This morning I woke up and realized something. Everyone I loved and cared for the night before, I now despised beyond belief. Every one of their flaws and annoying traits drilled into my skull with the force of a nuclear missile. I hated them all. As I was thinking of it all, a wave of nausea flooded me. I ran to the bathroom and vomited all over the floor and toilet. It burned as it rushed up my throat and out of my mouth
As I sat perched over the toilet, a cold sweat starting stinging my entire body my hands at either side grasped the cold porcelain to brace myself. I vomited again, this time with more force than the first. I couldn't believe the pain, tears formed in my eyes as I struggled for breath.
Soon after, I fell backwards, sprawled on the cold bathroom floor I looked up at the ceiling. The thoughts returned. It wasn't even as if I had a reason to be mad or hateful. But there it was, pure, unbridled hatred. For a moment thoughts of doing away with them crossed my mind. The girlfriend, my mom, sisters, brothers, friends. I wanted them all dead by my hand.
As I was ready to do so, the sickness returned. I got up to the sink as it let loose. From the depths of my stomach, it was all coming out, bile spewed forth, like acid, its bitter taste scolded my mouth and tongue. It lasted only seconds but felt like an eternity.
Without looking up from the sink, I reached my hands out and turned on the tap. I felt the cool water cascade over my hands. I cupped it and splashed it over my burning hot face. It wasn't nearly as soothing as I had hoped. I Sat, for a couple of minutes just looking down, watching the water swirl away into the drain.

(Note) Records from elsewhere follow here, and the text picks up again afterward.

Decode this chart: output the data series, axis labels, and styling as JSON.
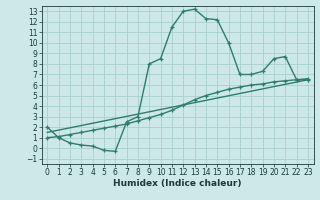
{
  "title": "",
  "xlabel": "Humidex (Indice chaleur)",
  "bg_color": "#cce8e8",
  "grid_color": "#aacfcf",
  "line_color": "#2e7d6e",
  "xlim": [
    -0.5,
    23.5
  ],
  "ylim": [
    -1.5,
    13.5
  ],
  "xticks": [
    0,
    1,
    2,
    3,
    4,
    5,
    6,
    7,
    8,
    9,
    10,
    11,
    12,
    13,
    14,
    15,
    16,
    17,
    18,
    19,
    20,
    21,
    22,
    23
  ],
  "yticks": [
    -1,
    0,
    1,
    2,
    3,
    4,
    5,
    6,
    7,
    8,
    9,
    10,
    11,
    12,
    13
  ],
  "line1_x": [
    0,
    1,
    2,
    3,
    4,
    5,
    6,
    7,
    8,
    9,
    10,
    11,
    12,
    13,
    14,
    15,
    16,
    17,
    18,
    19,
    20,
    21,
    22,
    23
  ],
  "line1_y": [
    2,
    1,
    0.5,
    0.3,
    0.2,
    -0.2,
    -0.3,
    2.5,
    3.0,
    8.0,
    8.5,
    11.5,
    13.0,
    13.2,
    12.3,
    12.2,
    10.0,
    7.0,
    7.0,
    7.3,
    8.5,
    8.7,
    6.5,
    6.5
  ],
  "line2_x": [
    0,
    1,
    2,
    3,
    4,
    5,
    6,
    7,
    8,
    9,
    10,
    11,
    12,
    13,
    14,
    15,
    16,
    17,
    18,
    19,
    20,
    21,
    22,
    23
  ],
  "line2_y": [
    1.0,
    1.1,
    1.3,
    1.5,
    1.7,
    1.9,
    2.1,
    2.3,
    2.6,
    2.9,
    3.2,
    3.6,
    4.1,
    4.6,
    5.0,
    5.3,
    5.6,
    5.8,
    6.0,
    6.1,
    6.3,
    6.4,
    6.5,
    6.6
  ],
  "line3_x": [
    0,
    23
  ],
  "line3_y": [
    1.5,
    6.5
  ],
  "tick_fontsize": 5.5,
  "xlabel_fontsize": 6.5
}
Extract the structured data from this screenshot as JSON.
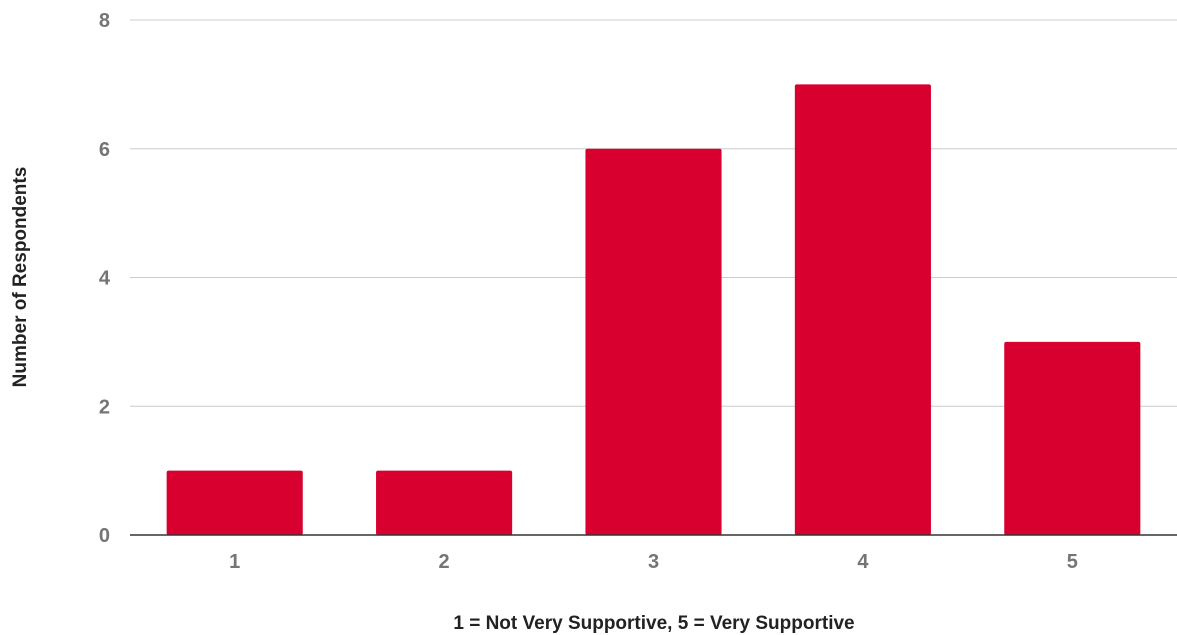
{
  "chart_data": {
    "type": "bar",
    "title": "",
    "xlabel": "1 = Not Very Supportive, 5 = Very Supportive",
    "ylabel": "Number of Respondents",
    "categories": [
      "1",
      "2",
      "3",
      "4",
      "5"
    ],
    "values": [
      1,
      1,
      6,
      7,
      3
    ],
    "ylim": [
      0,
      8
    ],
    "yticks": [
      "0",
      "2",
      "4",
      "6",
      "8"
    ],
    "grid": true,
    "bar_color": "#d7002f"
  }
}
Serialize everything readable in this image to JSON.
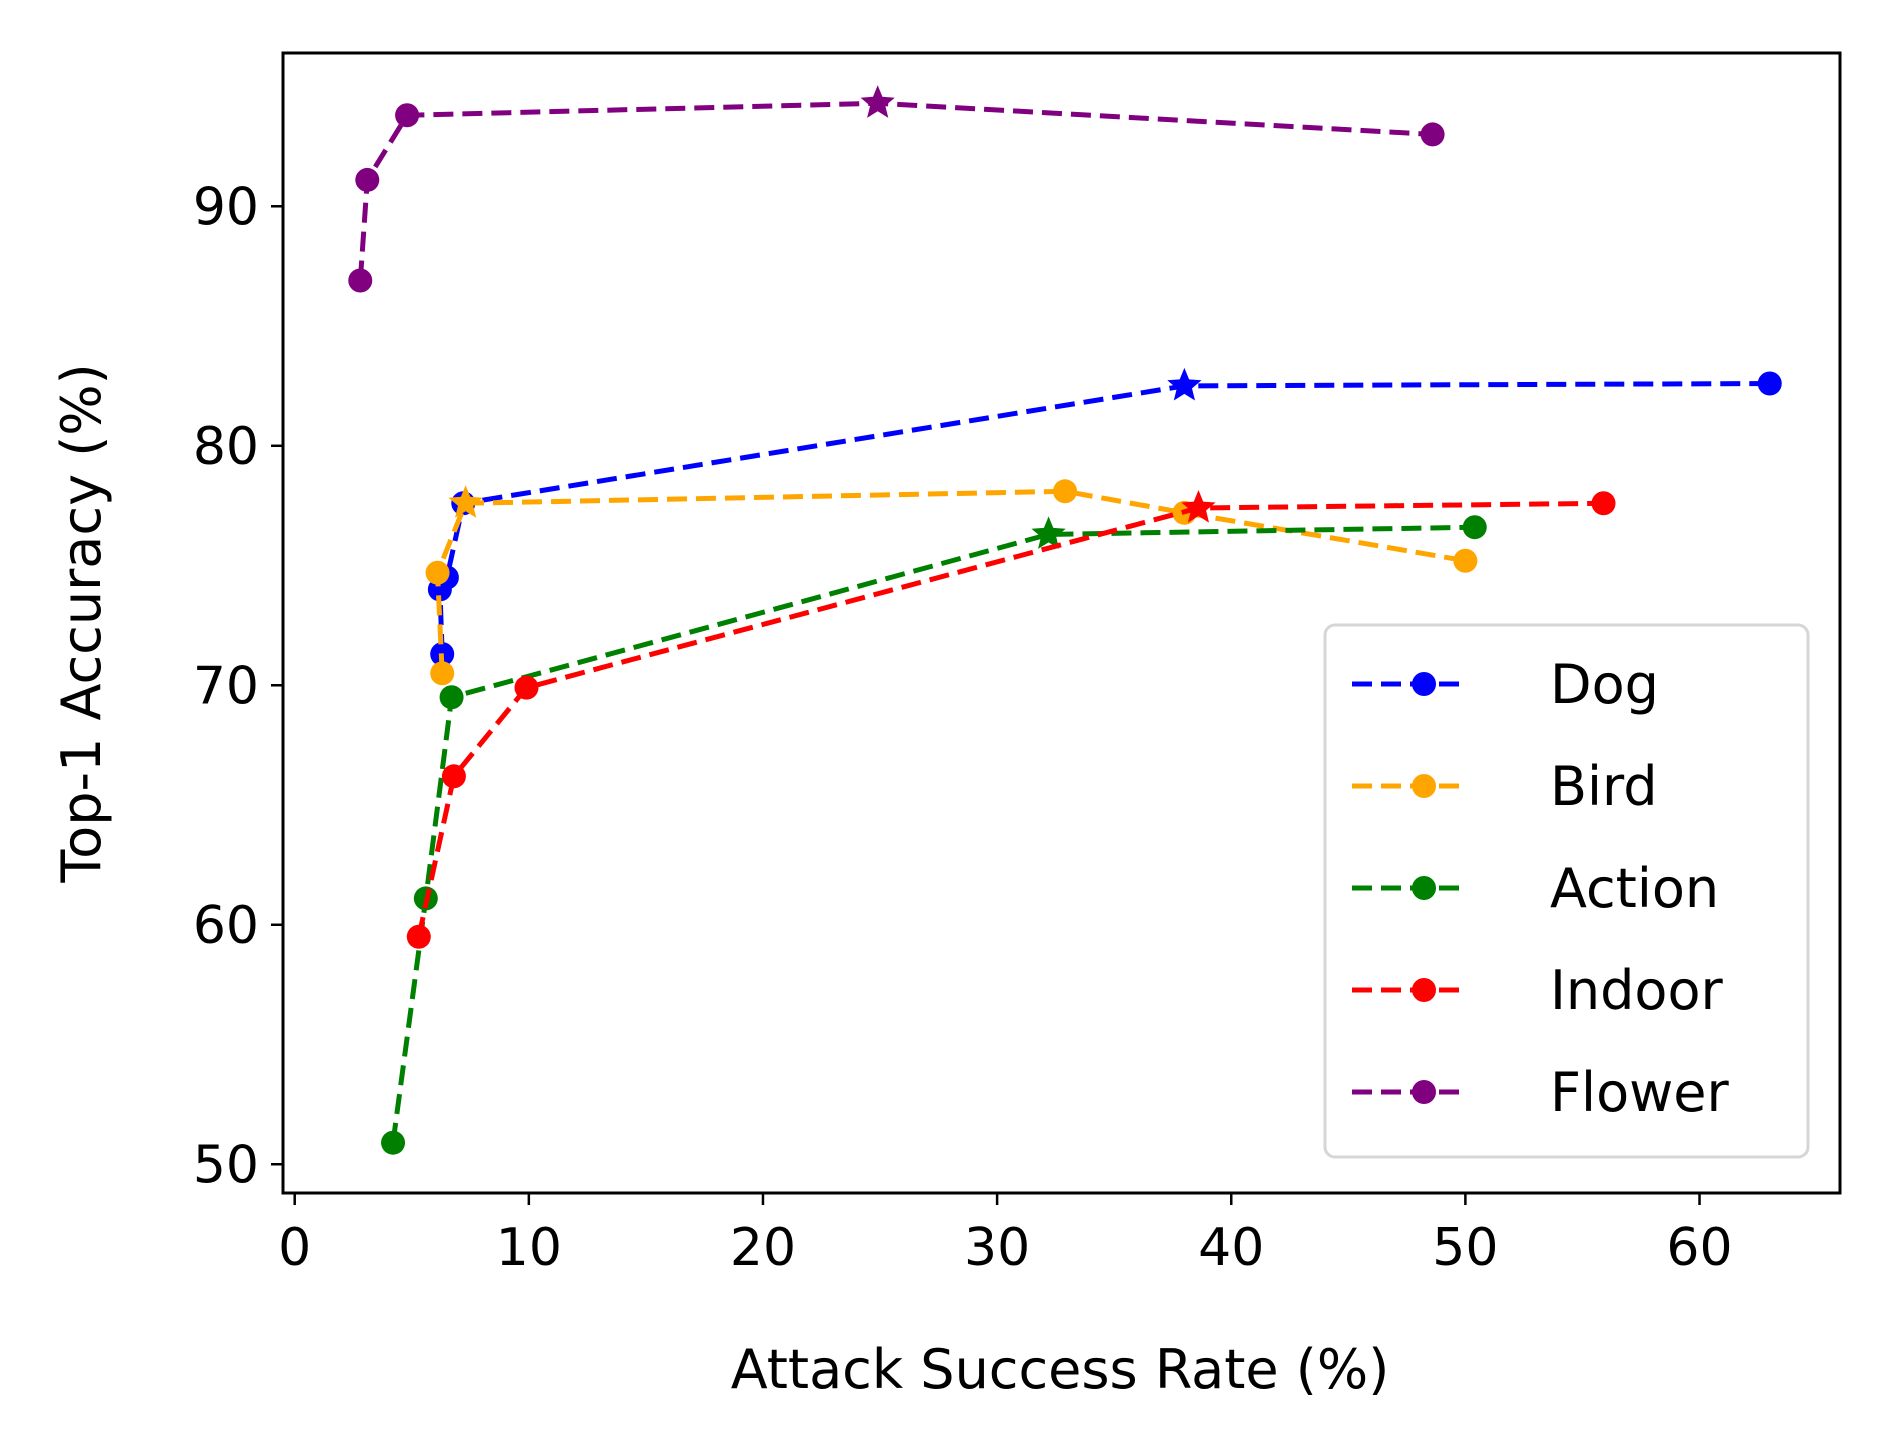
{
  "chart_data": {
    "type": "line",
    "title": "",
    "xlabel": "Attack Success Rate (%)",
    "ylabel": "Top-1 Accuracy (%)",
    "xlim": [
      -0.5,
      66
    ],
    "ylim": [
      48.8,
      96.4
    ],
    "xticks": [
      0,
      10,
      20,
      30,
      40,
      50,
      60
    ],
    "yticks": [
      50,
      60,
      70,
      80,
      90
    ],
    "grid": false,
    "legend_position": "lower-right",
    "series": [
      {
        "name": "Dog",
        "color": "#0000ff",
        "x": [
          6.3,
          6.2,
          6.5,
          7.2,
          38.0,
          63.0
        ],
        "y": [
          71.3,
          74.0,
          74.5,
          77.6,
          82.5,
          82.6
        ],
        "markers": [
          "dot",
          "dot",
          "dot",
          "dot",
          "star",
          "dot"
        ]
      },
      {
        "name": "Bird",
        "color": "#ffa500",
        "x": [
          6.3,
          6.1,
          7.3,
          32.9,
          38.0,
          50.0
        ],
        "y": [
          70.5,
          74.7,
          77.6,
          78.1,
          77.2,
          75.2
        ],
        "markers": [
          "dot",
          "dot",
          "star",
          "dot",
          "dot",
          "dot"
        ]
      },
      {
        "name": "Action",
        "color": "#008000",
        "x": [
          4.2,
          5.6,
          6.7,
          32.2,
          50.4
        ],
        "y": [
          50.9,
          61.1,
          69.5,
          76.3,
          76.6
        ],
        "markers": [
          "dot",
          "dot",
          "dot",
          "star",
          "dot"
        ]
      },
      {
        "name": "Indoor",
        "color": "#ff0000",
        "x": [
          5.3,
          6.8,
          9.9,
          38.6,
          55.9
        ],
        "y": [
          59.5,
          66.2,
          69.9,
          77.4,
          77.6
        ],
        "markers": [
          "dot",
          "dot",
          "dot",
          "star",
          "dot"
        ]
      },
      {
        "name": "Flower",
        "color": "#800080",
        "x": [
          2.8,
          3.1,
          4.8,
          24.9,
          48.6
        ],
        "y": [
          86.9,
          91.1,
          93.8,
          94.3,
          93.0
        ],
        "markers": [
          "dot",
          "dot",
          "dot",
          "star",
          "dot"
        ]
      }
    ]
  }
}
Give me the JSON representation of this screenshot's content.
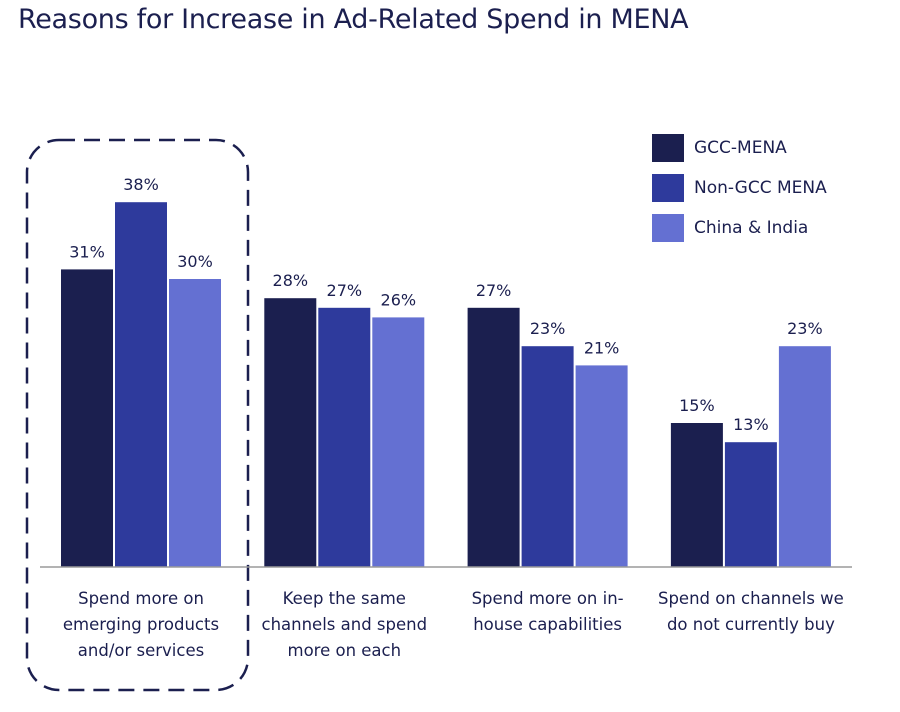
{
  "title": "Reasons for Increase in Ad-Related Spend in MENA",
  "chart_data": {
    "type": "bar",
    "title": "Reasons for Increase in Ad-Related Spend in MENA",
    "categories": [
      [
        "Spend more on",
        "emerging products",
        "and/or services"
      ],
      [
        "Keep the same",
        "channels and spend",
        "more on each"
      ],
      [
        "Spend more on in-",
        "house capabilities"
      ],
      [
        "Spend on channels we",
        "do not currently buy"
      ]
    ],
    "series": [
      {
        "name": "GCC-MENA",
        "color": "#1b1f4f",
        "values": [
          31,
          28,
          27,
          15
        ]
      },
      {
        "name": "Non-GCC MENA",
        "color": "#2e3a9c",
        "values": [
          38,
          27,
          23,
          13
        ]
      },
      {
        "name": "China & India",
        "color": "#6470d2",
        "values": [
          30,
          26,
          21,
          23
        ]
      }
    ],
    "value_suffix": "%",
    "ylim": [
      0,
      40
    ],
    "grid": false,
    "legend_position": "top-right",
    "highlighted_category": 0
  }
}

I turned the tap off and looked up into the mirror. Strands of wet hair covered my face and eyes. I brushed them away and looked at myself. The feelings returned. But I saw it for what it was. Hate for no one but myself. As I stared at my own reflection I started shacking violently and crying freely. I slowly raised a fist and slammed it into the mirror. It did nothing. I raised both fists and beat away at my reflection, at myself, for all I was worth, wanting to shatter it, wanting to end it. Finally, it cracked and then shattered. Shards of glass stuck out of my bloodied fists. I fell to the floor, exhausted.
I can honestly say I don't' know what sparked such a radical change of feelings. As small pools of blood formed underneath my hands, it hit me.
Not only had my feelings changed towards those people I used to love, but also it was the entire world itself, every single human being walking the earth. I'd lost faith in them all. And how can anyone blame me? Take a look around, it's so fucking plain to see that each and everyone of us is entirely all too pathetic to do anything but be ignorant and generally annoying.
I hated my mom for making me. I hated my girlfriend for loving me, and I hated my siblings for being anything even remotely comparable to me. Silly reasons to hate, you might say. But with my new mindset came the ability to look through the fašade that they all put on. They wore it like a cheap plastic mask.
I got up off of the bathroom floor and wiped my hands on the front of my shirt. I walked into my bedroom, almost slipping on the mess I had made. I sat on the corner of my bed and wept for what were only a few minutes. I then got up and dressed myself in the nicest clothes I had. A pretty snazzy suit I had only worn once before, at my sisters wedding. It was a bit tight around the shoulders, but I couldn't complain. I didn't bother shaving or combing my hair for some reason.
Out of the same closet I retrieved a medium sized box. Inside I found a note.
"You'll need this, it'll save you some time"
I had written the note a few years ago, just in case.
Underneath the note, of course was a small amount of thick rope and a noose I had also made.
I ran my hands over it for a few moments. I then moved my small bedside table to the middle of the room and stood on top of it. At the top of the ceiling were five or six large support beams, running horizontal across the room. I tied the noose around one of the beams. I slipped the other side around my neck, and made sure there was enough room for the job to go off without a hitch.
There I was, standing on some cheap "made in Taiwan" table, with a rope around my neck. I was ready to solve my problems. I was ready for peace. I lacked the guts, though, to do such a thing. I stood up there for a very long time. Finally, I realized I was going to be late for work, so I stepped down.
Quickly, I put the noose and note back into the box and into the closet. Now wasn't the time, I thought.
So I decided to do something I never thought I had the strength to carry on with. I put on a mask of my own. I would pretend everything was all right. I would become one of those people. The ones who live in a make believe world. The ones who feel that as long as everything is fine in their lives, the rest of the world was perfectly fine as well. Even though, deep down, they know, and I know, that nothing, not a fucking thing, is even close to being fine.
One day soon, I'll kick that table out from underneath me. I'll probably be hanging from the ceiling with a stupid grin on my face. And you know what? You'll say to yourself. "That's fine, I'm fine".